WEF on Africa to focus on inclusiveness in the 4IR

18th July 2019 By: Tasneem Bulbulia - Senior Contributing Editor Online

The twenty-eighth World Economic Forum (WEF) on Africa, which will be held in Cape Town, in September, will aim to address a number of key issues impacting inclusive development in the region.

These issues include supporting growth and integration through the African Continental Free Trade Area; creating high-quality employment opportunities and protecting workers in the Fourth Industrial Revolution (4IR); employing drones to address health, infrastructure and other societal needs; using emerging technologies to advance healthcare and prepare for epidemics; and implementing growth strategies that address environmental challenges and deliver industrialisation.

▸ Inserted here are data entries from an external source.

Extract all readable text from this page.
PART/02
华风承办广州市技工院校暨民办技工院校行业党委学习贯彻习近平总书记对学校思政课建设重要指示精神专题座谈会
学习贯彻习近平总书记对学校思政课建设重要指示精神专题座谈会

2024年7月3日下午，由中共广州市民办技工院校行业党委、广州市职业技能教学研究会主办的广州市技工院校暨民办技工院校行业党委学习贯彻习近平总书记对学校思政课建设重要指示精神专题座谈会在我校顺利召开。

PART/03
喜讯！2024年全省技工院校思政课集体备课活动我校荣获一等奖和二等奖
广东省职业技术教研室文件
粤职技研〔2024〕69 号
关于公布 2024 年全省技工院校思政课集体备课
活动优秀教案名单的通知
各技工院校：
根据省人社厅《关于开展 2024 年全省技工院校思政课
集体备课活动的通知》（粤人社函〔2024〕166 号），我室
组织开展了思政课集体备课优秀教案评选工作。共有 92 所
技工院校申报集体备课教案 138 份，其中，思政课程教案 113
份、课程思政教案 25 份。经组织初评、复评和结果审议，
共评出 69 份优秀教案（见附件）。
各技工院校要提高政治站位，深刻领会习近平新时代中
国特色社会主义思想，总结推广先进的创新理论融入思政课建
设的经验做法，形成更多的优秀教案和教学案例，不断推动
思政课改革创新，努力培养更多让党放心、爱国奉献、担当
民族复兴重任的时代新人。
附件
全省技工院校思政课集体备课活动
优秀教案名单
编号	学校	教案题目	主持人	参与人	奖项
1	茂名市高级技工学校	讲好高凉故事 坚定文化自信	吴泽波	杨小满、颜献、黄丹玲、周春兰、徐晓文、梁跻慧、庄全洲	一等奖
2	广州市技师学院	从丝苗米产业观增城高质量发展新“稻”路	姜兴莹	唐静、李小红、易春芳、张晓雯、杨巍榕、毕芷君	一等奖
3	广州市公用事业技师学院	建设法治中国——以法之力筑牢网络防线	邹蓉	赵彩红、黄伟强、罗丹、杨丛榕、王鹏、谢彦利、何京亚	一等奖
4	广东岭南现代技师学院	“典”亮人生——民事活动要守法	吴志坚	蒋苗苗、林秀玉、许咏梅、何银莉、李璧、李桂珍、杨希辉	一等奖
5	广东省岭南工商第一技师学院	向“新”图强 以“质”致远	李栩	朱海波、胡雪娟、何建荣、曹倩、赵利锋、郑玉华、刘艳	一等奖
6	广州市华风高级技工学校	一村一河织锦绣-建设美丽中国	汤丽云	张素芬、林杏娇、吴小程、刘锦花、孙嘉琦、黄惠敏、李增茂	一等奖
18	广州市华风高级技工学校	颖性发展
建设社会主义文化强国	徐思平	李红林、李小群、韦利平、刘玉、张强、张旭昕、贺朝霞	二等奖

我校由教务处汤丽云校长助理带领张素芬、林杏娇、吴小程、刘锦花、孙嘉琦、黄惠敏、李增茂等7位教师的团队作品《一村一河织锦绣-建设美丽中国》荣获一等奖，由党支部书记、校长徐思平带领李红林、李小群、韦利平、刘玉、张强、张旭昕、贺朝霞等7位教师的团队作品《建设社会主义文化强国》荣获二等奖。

“Africa’s successful development depends on building the right conditions for its new generation of entrepreneurs, innovators and leaders.

“This means smart, agile institutions; an enabling environment for innovation that includes access to skills and capital; and a determined approach by policy-makers to level the playing field and implement policies that prioritise sustainable, inclusive growth over short-term imperatives,” WEF executive committee member Elsie Kanza commented in a statement issued on Thursday.

The theme of this year’s meeting is ‘Shaping Inclusive Growth and Shared Futures in the 4IR’.

The meeting will be the first to be held in sub-Saharan Africa since 2017 and it falls in a year when 20 elections will take place across the region and nearly 100 days since South African President Cyril Ramaphosa took office.

Citing the World Bank, the WEF indicated that progress had been made politically in sub-Saharan Africa, and economic growth was also expected to accelerate modestly this year, from 3.1% in 2018, to an average of 3.6%.